On 3 February 2015, the PRC Ministry of Civil Affairs (“MCA”), the Ministry of Land and Resources as well as other eight governmental authorities jointly issued the Implementing Opinions on Encouraging Private Capital to Participate in the Development of Elderly Care Industry (the “Implementing Opinions”). The Implementing Opinions provide more detailed rules on land supply, preferential policies on fees and taxes, investment and financing policies on national level for the elderly care industry. We highlight below the most significant stipulations introduced by the Implementing Opinions.
1. Land Supply
- The land to be used by for-profit elderly care institutions shall be mainly supplied through (i) granting land use rights with a maximum period of fifty years or (ii) lease of land use rights with a lease term of no more than the maximum granting period applicable to the same type of land. Lease of land use rights shall be the primary approach for the sake of construction budget control.
- Encouraging the re-use of existing land which has been allocated or granted for the development of elderly care institutions, i.e. for-profit elderly care institutions are only required to pay additional land premium without change of the purpose of the land where the construction project involves grant or assignment of allocated land use rights and the original purpose of the land concerned was in compliance with urban development plans. In practice, quite a few existing PRC elderly care institutions were built on allocated land rather than granted land or on land for industrial purpose or other purposes not related to elderly care institutions. Therefore, the Implementing Opinions are favorable to foreign investors who intend to acquire the said existing PRC elderly care institutions.
2. Preferential Policies on Fees and Taxes
- Exemption of value-added tax and business tax on the transfer of real estate and land use right in connection with asset restructuring of elderly care institution. Although the Implementing Opinions do not specifically clarify the definition of “asset restructuring”, reference may be made to several official circulars issued by the PRC State Administration of Taxation.

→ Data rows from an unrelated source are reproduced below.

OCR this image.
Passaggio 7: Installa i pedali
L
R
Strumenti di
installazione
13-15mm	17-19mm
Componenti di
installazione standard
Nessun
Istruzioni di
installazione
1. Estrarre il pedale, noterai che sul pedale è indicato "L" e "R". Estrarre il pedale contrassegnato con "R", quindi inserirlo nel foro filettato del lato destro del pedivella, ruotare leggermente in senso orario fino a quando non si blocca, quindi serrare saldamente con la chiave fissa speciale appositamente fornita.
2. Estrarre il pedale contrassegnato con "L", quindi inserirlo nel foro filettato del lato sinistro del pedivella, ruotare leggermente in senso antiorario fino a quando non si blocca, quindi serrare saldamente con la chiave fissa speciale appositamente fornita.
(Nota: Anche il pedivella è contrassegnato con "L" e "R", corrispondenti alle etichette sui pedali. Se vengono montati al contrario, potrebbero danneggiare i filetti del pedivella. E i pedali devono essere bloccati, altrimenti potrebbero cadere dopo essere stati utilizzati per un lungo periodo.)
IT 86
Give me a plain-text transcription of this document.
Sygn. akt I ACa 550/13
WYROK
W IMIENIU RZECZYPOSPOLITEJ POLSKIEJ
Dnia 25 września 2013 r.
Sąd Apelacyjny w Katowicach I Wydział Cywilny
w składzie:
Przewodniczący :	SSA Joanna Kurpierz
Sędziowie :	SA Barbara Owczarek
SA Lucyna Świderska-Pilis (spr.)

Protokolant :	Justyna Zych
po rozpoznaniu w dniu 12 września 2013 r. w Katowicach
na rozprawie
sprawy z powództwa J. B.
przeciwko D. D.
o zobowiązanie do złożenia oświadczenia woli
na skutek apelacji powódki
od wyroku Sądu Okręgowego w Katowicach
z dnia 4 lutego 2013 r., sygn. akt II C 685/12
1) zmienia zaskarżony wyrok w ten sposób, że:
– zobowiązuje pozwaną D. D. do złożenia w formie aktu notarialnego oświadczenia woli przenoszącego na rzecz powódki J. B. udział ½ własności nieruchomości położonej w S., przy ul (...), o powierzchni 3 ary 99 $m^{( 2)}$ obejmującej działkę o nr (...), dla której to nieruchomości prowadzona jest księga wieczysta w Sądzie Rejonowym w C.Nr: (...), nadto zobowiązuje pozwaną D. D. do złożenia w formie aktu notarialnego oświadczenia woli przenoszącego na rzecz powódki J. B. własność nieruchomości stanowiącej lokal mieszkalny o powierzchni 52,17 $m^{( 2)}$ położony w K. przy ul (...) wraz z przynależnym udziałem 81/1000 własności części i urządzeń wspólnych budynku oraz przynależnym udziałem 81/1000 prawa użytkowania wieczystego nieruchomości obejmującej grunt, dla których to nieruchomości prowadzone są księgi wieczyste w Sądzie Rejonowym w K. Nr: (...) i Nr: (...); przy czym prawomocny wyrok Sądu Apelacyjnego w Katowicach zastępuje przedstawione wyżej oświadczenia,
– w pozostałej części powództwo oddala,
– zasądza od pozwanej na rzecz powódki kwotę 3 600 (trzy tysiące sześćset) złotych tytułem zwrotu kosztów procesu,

According to them, asset restructuring shall include transfer of all or part of business assets to other entities or individuals through merger, division, asset deal, etc.
- Exemption of business tax on nursing services provided by privately-owned elderly care institutions.
- Exemption of administrative and institutional fees for non-profit elderly care institutions and 50% reduction of administrative and institutional fees for for-profit elderly care institutions.
3. Investment and Financing Policies
- Privately-owned elderly care institutions are permitted to use their land use rights and other real properties obtained for consideration as securities for loans. Before the issuance of the Implementing Opinions, since land use rights and other real properties owned or used by elderly care institutions were usually categorized into real estate for public welfare purposes which are not permitted to be mortgaged according to the PRC Security Law, most of the PRC commercial banks were reluctant to grant loans to privately-owned elderly care institutions in practice. The Implementing Opinions substantially improve the financing capacity of privately-owned elderly care institutions.
- No less than 50% of lottery public welfare funds for the purpose of social welfare undertakings held by the MCA and local governments shall be used for supporting the development of the elderly care industry and at least 30% of the said funds shall be used for supporting the privately-owned elderly care industry.
Currently, the elderly care industry in China is undergoing a transition period from being operated by the government to being operated by private-sector entities. The Implementing Opinions further open the door to foreign investors to such emerging market.